There is a hard deadline for the production of the PL94-171 data, although Congress has the power to extend that date because of the Covid-19 pandemic. Working back from that, I am afraid that decision time is not too far away. The Census Bureau is developing the DAS using an agile system with about 8 weeks between ‘sprints’. The Bureau published updated metrics from sprint II at the end of May, but already started with sprint IV at that time. If we keep the 8 weeks between sprints this implies in my estimation that there is room on the schedule for 2 or 3 more sprints and very little time to rebuild trust from the data-user community.

Examples of actions that would help rebuilding some trust are:

  • Appointing someone that is responsible for the stakeholder interaction. So far, my impression is that there is no big picture communication plan and two-way communication depends too much on who you happen to know within the Census Bureau. Otherwise the communication is impersonal and slow and often without a possibility for back-and-forth. This person should also have the seniority to fast-trac the publication review process so stakeholders are not constantly 2 steps behind.
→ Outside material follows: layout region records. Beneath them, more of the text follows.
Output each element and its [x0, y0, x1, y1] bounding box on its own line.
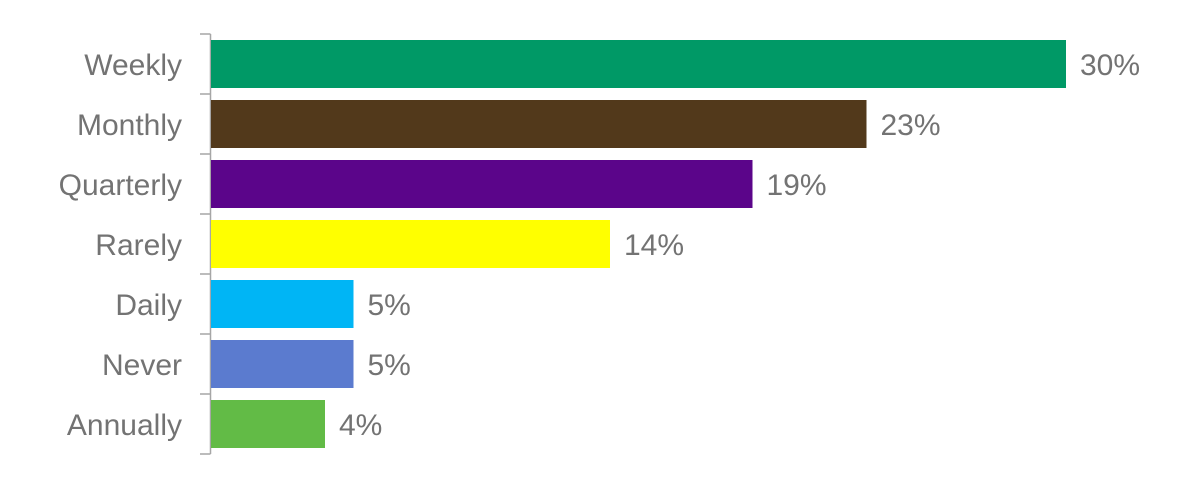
data-label: 5%: [368, 289, 411, 322]
data-label: 14%: [624, 229, 684, 262]
data-label: 5%: [368, 349, 411, 382]
bar-annually: [211, 400, 325, 448]
category-label: Weekly: [84, 49, 182, 82]
data-label: 19%: [767, 169, 827, 202]
bar-daily: [211, 280, 354, 328]
category-label: Annually: [67, 409, 182, 442]
category-label: Quarterly: [59, 169, 182, 202]
category-label: Never: [102, 349, 182, 382]
bar-rarely: [211, 220, 610, 268]
bar-weekly: [211, 40, 1066, 88]
bar-quarterly: [211, 160, 753, 208]
category-label: Monthly: [77, 109, 182, 142]
data-label: 23%: [881, 109, 941, 142]
category-label: Rarely: [95, 229, 182, 262]
data-label: 30%: [1080, 49, 1140, 82]
bar-monthly: [211, 100, 867, 148]
data-label: 4%: [339, 409, 382, 442]
bar-never: [211, 340, 354, 388]
category-label: Daily: [115, 289, 182, 322]
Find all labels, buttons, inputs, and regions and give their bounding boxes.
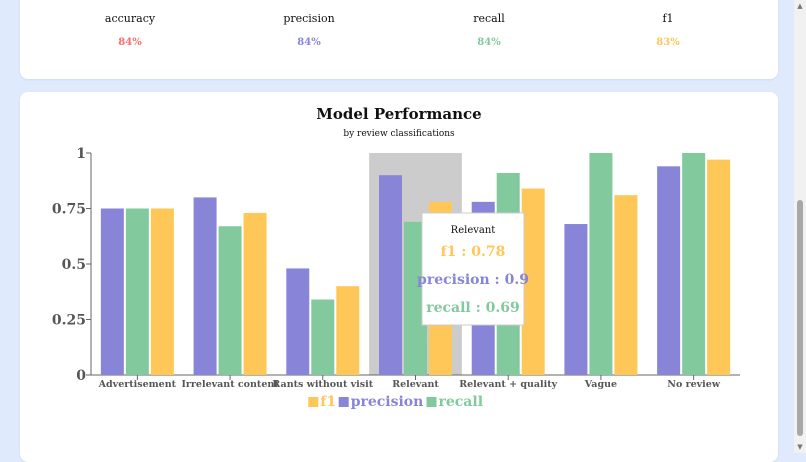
x-tick-label: Irrelevant content xyxy=(181,379,279,390)
bar-f1 xyxy=(336,286,360,375)
metric-value: 84% xyxy=(477,37,501,48)
performance-chart[interactable]: Model Performance by review classificatio… xyxy=(20,92,778,453)
x-tick-label: Advertisement xyxy=(98,379,177,390)
tooltip-title: Relevant xyxy=(451,225,496,236)
tooltip-box xyxy=(421,212,525,326)
legend-swatch-precision xyxy=(338,397,349,407)
bar-f1 xyxy=(521,188,545,375)
bar-f1 xyxy=(707,159,731,375)
tooltip-line: f1 : 0.78 xyxy=(441,244,506,260)
scroll-down-icon[interactable]: ▼ xyxy=(797,443,803,451)
x-tick-label: Relevant xyxy=(392,379,439,390)
bar-precision xyxy=(286,268,310,375)
metric-label: precision xyxy=(283,12,335,25)
bar-precision xyxy=(564,224,588,375)
bar-precision xyxy=(100,208,124,375)
scrollbar-thumb[interactable] xyxy=(797,200,803,436)
metric-value: 84% xyxy=(118,37,142,48)
tooltip-line: precision : 0.9 xyxy=(417,272,529,288)
metric-label: recall xyxy=(473,12,505,25)
x-tick-label: Relevant + quality xyxy=(459,379,557,390)
tooltip-line: recall : 0.69 xyxy=(426,300,520,316)
legend-swatch-recall xyxy=(426,397,437,407)
metric-label: f1 xyxy=(662,12,674,25)
bar-f1 xyxy=(150,208,174,375)
chart-card: Model Performance by review classificatio… xyxy=(20,92,778,462)
x-tick-label: Vague xyxy=(584,379,617,390)
scroll-up-icon[interactable]: ▲ xyxy=(797,2,803,10)
bar-f1 xyxy=(243,212,267,375)
chart-title: Model Performance xyxy=(316,105,481,123)
legend-swatch-f1 xyxy=(308,397,319,407)
bar-precision xyxy=(193,197,217,375)
legend-label-f1: f1 xyxy=(320,394,336,410)
x-tick-label: No review xyxy=(667,379,721,390)
legend-label-recall: recall xyxy=(439,394,484,410)
bar-recall xyxy=(682,153,706,375)
metric-value: 83% xyxy=(656,37,680,48)
bar-recall xyxy=(125,208,149,375)
y-tick-label: 0 xyxy=(76,368,86,384)
y-tick-label: 0.75 xyxy=(52,202,86,218)
bar-recall xyxy=(311,299,335,375)
chart-subtitle: by review classifications xyxy=(343,129,455,139)
bar-f1 xyxy=(614,195,638,375)
bar-recall xyxy=(218,226,242,375)
y-tick-label: 0.5 xyxy=(62,257,86,273)
x-tick-label: Rants without visit xyxy=(272,379,373,390)
metrics-card: accuracy 84% precision 84% recall 84% f1… xyxy=(20,0,778,79)
legend-label-precision: precision xyxy=(351,394,424,410)
metric-label: accuracy xyxy=(104,12,156,25)
scrollbar[interactable]: ▲ ▼ xyxy=(794,0,806,453)
bar-precision xyxy=(379,175,402,375)
y-tick-label: 0.25 xyxy=(52,313,86,329)
y-tick-label: 1 xyxy=(76,146,86,162)
bar-precision xyxy=(657,166,681,375)
bar-recall xyxy=(589,153,613,375)
bar-recall xyxy=(404,221,427,375)
metric-value: 84% xyxy=(297,37,321,48)
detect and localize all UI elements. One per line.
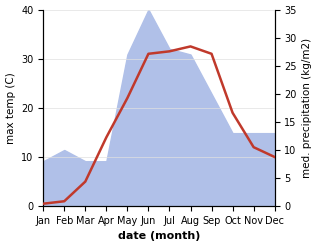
Y-axis label: med. precipitation (kg/m2): med. precipitation (kg/m2) <box>302 38 313 178</box>
X-axis label: date (month): date (month) <box>118 231 200 242</box>
Y-axis label: max temp (C): max temp (C) <box>5 72 16 144</box>
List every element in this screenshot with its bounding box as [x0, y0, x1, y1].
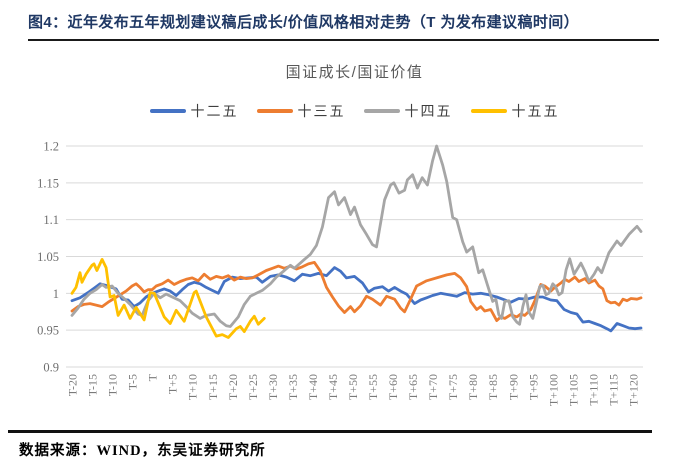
- legend-item-15th-plan: 十五五: [470, 101, 560, 121]
- legend-label: 十四五: [404, 103, 453, 119]
- x-tick-label: T+80: [466, 374, 480, 400]
- x-tick-label: T+5: [166, 374, 180, 394]
- x-tick-label: T+55: [366, 374, 380, 400]
- x-tick-label: T+110: [586, 374, 600, 406]
- x-tick-label: T: [146, 373, 160, 381]
- y-tick-label: 1.1: [43, 213, 59, 227]
- x-tick-label: T+75: [446, 374, 460, 400]
- y-tick-label: 1.15: [37, 176, 59, 190]
- y-tick-label: 1: [53, 287, 59, 301]
- legend-label: 十二五: [190, 103, 239, 119]
- x-tick-label: T-20: [66, 374, 80, 396]
- chart-legend: 十二五 十三五 十四五 十五五: [46, 101, 663, 121]
- y-tick-label: 1.2: [43, 140, 59, 154]
- chart-title: 国证成长/国证价值: [285, 64, 424, 81]
- x-tick-label: T+65: [406, 374, 420, 400]
- x-tick-label: T+120: [626, 374, 640, 406]
- footer-divider: [8, 430, 652, 433]
- x-tick-label: T+60: [386, 374, 400, 400]
- legend-label: 十五五: [511, 103, 560, 119]
- figure-caption: 图4：近年发布五年规划建议稿后成长/价值风格相对走势（T 为发布建议稿时间）: [28, 14, 580, 31]
- x-tick-label: T+70: [426, 374, 440, 400]
- x-tick-label: T+100: [546, 374, 560, 406]
- x-tick-label: T+115: [606, 374, 620, 406]
- x-tick-label: T+105: [566, 374, 580, 406]
- x-tick-label: T+10: [186, 374, 200, 400]
- x-tick-label: T+50: [346, 374, 360, 400]
- x-tick-label: T+35: [286, 374, 300, 400]
- line-swatch-icon: [256, 108, 293, 114]
- legend-item-14th-plan: 十四五: [363, 101, 453, 121]
- line-swatch-icon: [470, 108, 507, 114]
- legend-item-13th-plan: 十三五: [256, 101, 346, 121]
- series-line-十五五: [70, 258, 266, 339]
- y-tick-label: 0.95: [37, 324, 59, 338]
- x-tick-label: T+85: [486, 374, 500, 400]
- series-line-十四五: [70, 144, 643, 328]
- y-tick-label: 0.9: [43, 361, 59, 375]
- x-tick-label: T+45: [326, 374, 340, 400]
- caption-divider: [28, 39, 659, 41]
- x-tick-label: T+15: [206, 374, 220, 400]
- x-tick-label: T-15: [86, 374, 100, 396]
- x-tick-label: T+90: [506, 374, 520, 400]
- x-tick-label: T+30: [266, 374, 280, 400]
- x-tick-label: T+40: [306, 374, 320, 400]
- x-tick-label: T-5: [126, 374, 140, 390]
- x-tick-label: T+25: [246, 374, 260, 400]
- x-tick-label: T-10: [106, 374, 120, 396]
- x-tick-label: T+95: [526, 374, 540, 400]
- y-tick-label: 1.05: [37, 250, 59, 264]
- legend-label: 十三五: [297, 103, 346, 119]
- data-source-note: 数据来源：WIND，东吴证券研究所: [19, 443, 266, 459]
- line-swatch-icon: [363, 108, 400, 114]
- line-swatch-icon: [149, 108, 186, 114]
- series-line-十二五: [70, 266, 643, 333]
- x-tick-label: T+20: [226, 374, 240, 400]
- legend-item-12th-plan: 十二五: [149, 101, 239, 121]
  • Plan B. A chart often presented to us is a line that shows the trade-off between privacy and accuracy. The exact location of that line depends on the privacy budget and the implementation of the DAS and the Census Bureau seems to have the position that they can implement a DAS with a sweet spot between accuracy and privacy that would be an acceptable compromise. But what if there is no differential privacy based DAS implementation (yet?) that can satisfy a minimal required accuracy and a maximal allowed disclosure risk simultaneous? So far it is an unproven technique for such a complex application. It would be good to hear that the Census Bureau has a plan B and a set of criteria that would lead to a decision to go with plan B.
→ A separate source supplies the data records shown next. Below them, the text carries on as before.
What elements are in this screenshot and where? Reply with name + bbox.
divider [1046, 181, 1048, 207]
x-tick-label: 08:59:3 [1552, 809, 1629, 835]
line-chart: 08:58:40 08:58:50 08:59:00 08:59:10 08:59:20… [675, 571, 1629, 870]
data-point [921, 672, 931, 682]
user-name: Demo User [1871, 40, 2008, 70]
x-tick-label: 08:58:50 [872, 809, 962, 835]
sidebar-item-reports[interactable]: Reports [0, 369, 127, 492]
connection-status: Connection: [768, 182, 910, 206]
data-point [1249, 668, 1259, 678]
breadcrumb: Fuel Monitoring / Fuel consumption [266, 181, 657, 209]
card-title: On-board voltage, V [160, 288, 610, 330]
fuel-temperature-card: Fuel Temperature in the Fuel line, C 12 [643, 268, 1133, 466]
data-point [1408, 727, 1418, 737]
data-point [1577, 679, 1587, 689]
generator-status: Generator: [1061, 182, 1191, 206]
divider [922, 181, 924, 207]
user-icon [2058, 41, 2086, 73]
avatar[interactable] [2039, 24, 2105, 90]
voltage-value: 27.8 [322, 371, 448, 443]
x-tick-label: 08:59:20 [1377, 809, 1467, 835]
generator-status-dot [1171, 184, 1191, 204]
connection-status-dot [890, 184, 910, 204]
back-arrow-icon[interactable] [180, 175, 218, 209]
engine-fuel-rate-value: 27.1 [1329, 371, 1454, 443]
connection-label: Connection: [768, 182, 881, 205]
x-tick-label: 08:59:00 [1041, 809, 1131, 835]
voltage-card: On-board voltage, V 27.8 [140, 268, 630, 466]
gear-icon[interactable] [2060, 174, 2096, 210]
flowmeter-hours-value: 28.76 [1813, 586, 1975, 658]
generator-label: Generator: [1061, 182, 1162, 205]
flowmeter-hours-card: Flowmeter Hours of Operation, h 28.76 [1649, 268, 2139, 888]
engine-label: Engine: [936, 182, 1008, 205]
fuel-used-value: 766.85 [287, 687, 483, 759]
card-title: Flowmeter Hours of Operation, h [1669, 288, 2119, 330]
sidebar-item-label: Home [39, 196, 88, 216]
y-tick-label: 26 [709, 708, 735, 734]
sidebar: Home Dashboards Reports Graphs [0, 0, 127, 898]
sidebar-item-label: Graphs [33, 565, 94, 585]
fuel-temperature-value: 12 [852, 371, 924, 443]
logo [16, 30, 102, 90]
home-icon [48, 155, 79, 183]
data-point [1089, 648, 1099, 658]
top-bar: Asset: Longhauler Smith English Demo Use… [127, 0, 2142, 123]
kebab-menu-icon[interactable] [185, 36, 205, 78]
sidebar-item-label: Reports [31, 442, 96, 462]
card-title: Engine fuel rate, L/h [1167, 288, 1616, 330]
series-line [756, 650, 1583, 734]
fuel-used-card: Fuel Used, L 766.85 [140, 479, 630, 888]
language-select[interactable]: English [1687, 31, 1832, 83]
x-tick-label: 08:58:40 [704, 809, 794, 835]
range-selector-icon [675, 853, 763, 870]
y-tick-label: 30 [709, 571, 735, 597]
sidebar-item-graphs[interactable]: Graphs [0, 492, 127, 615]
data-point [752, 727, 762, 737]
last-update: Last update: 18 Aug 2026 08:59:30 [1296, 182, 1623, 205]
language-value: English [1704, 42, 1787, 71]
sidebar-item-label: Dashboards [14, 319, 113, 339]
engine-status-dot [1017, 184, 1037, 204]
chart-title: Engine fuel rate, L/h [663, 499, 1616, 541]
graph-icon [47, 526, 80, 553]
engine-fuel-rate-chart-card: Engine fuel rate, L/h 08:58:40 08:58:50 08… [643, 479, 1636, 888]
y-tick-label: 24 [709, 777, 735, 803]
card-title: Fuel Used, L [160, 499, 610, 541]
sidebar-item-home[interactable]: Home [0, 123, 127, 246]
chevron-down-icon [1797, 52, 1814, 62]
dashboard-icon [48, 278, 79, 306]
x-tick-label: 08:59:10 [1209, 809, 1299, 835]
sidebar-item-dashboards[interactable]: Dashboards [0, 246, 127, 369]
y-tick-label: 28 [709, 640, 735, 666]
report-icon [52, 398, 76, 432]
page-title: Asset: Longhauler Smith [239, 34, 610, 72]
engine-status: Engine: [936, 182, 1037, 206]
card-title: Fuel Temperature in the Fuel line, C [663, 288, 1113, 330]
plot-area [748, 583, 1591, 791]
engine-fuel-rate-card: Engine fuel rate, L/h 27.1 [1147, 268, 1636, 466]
  • Promise another set of 2010 data similar to the 2010 demonstration products so data users can re-evaluate the implications of the DAS. This should be done in a time frame that allows for tweaks to the DAS. Results of these evaluations could be part of the decision whether to move to plan B.
  • Have a public quality assurance plan. The mission of the Census Bureau is to be the publisher of quality data, but I could not find anything on the Census Bureau website that indicates what is meant with data quality and what quality standards are used. Neither could I find who in the Census Bureau oversees and is responsible for data quality. For example: does the Bureau see accuracy and fitness for use as the same concepts? Others disagree. And what about consistency? Can inconsistent census data still be of high quality? Being open about data quality and have a clear set of quality standards would help showing that quality is of similar priority as privacy.
  • Publish a time line, with goals and decision points.
  • Feedback on the feedback: what did the Bureau do with the feedback? What criteria were used to implementing some feedback but not others?

Time is short and stakes are high, but I think there are still openings to regain trust of the data community and have Census data products that will be of provable high quality and protects the privacy of the respondents at the same time.